Ya en Tijuana, después de compartir la carretera con automóviles cuyos cristales y defensas lucían calcomanías con la figura del can de cuello erguido, estacionamos el auto a un costado del estadio donde todo, absolutamente todo, estaba pintado de rojo y negro.
A nuestro paso por la zona de estacionamiento del estadio, la gente de Ensenada que encontramos allá nos saludó identificándonos por el nombre del medio para el que trabajamos.
Al interior del estadio, las gradas ya estaban ocupadas en su totalidad, además de que cientos de aficionados estaban parados en la parte superior de las mismas, ya sin butaca pero fervorosos de ser testigos del acontecimiento.
El responsable del sonido local mencionó los nombres de los municipios del estado y después de Tijuana los decibeles subieron con mayor intensidad cuando fue saludada la afición de “¡Ensenada!”.
Al final, los locales perdieron de manera contundente el juego entre líderes ante uno de los mejores planteles de los últimos años.
Santos puso las cosas en orden y los venció 3-1.
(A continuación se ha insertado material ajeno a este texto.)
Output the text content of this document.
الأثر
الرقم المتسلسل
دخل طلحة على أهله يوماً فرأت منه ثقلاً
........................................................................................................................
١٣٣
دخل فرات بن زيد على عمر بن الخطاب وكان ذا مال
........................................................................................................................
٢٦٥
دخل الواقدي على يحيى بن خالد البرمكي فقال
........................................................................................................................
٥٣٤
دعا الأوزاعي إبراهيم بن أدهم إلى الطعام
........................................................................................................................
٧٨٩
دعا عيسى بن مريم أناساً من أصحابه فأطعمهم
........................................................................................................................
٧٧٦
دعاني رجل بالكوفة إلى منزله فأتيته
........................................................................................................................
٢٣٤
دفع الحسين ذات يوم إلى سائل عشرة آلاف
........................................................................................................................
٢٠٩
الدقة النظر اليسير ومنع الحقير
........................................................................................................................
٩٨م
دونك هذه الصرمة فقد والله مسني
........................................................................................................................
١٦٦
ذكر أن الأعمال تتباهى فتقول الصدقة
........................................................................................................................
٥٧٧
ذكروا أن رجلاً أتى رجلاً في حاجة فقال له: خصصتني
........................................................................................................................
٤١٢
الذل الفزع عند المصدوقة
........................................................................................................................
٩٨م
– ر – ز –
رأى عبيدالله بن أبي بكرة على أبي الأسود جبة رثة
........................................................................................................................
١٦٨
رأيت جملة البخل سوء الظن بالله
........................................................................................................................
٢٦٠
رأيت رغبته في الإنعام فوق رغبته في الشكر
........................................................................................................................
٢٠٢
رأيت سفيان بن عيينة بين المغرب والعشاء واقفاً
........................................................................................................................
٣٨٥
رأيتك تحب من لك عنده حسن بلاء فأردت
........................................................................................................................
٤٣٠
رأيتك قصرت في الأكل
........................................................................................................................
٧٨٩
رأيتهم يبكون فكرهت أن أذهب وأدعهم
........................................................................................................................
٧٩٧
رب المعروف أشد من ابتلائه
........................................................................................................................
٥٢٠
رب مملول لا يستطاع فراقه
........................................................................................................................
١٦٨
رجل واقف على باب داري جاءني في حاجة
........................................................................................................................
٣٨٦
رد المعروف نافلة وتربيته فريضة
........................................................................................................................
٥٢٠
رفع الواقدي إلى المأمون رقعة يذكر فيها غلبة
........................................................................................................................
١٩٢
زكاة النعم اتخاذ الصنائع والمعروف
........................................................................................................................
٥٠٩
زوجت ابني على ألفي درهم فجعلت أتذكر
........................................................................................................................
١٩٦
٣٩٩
El estado, Baja California, tiene futbol de primera división y uno de sus municipios, Tijuana, fue sede del mejor partido de la jornada que concluyó ayer.
Ese es el hecho.
Esa es la historia.
Y a mí me corresponde escribirla sin omitir un solo capítulo.
Los periodistas nos dedicamos a eso, a contar las historias completas, sin sesgos, intereses, filias o fobias.
La siguiente historia de futbol de primera división en Baja California, en quince días, presentará otro gran capítulo: los Xoloitzcuintles recibirán al Cruz Azul.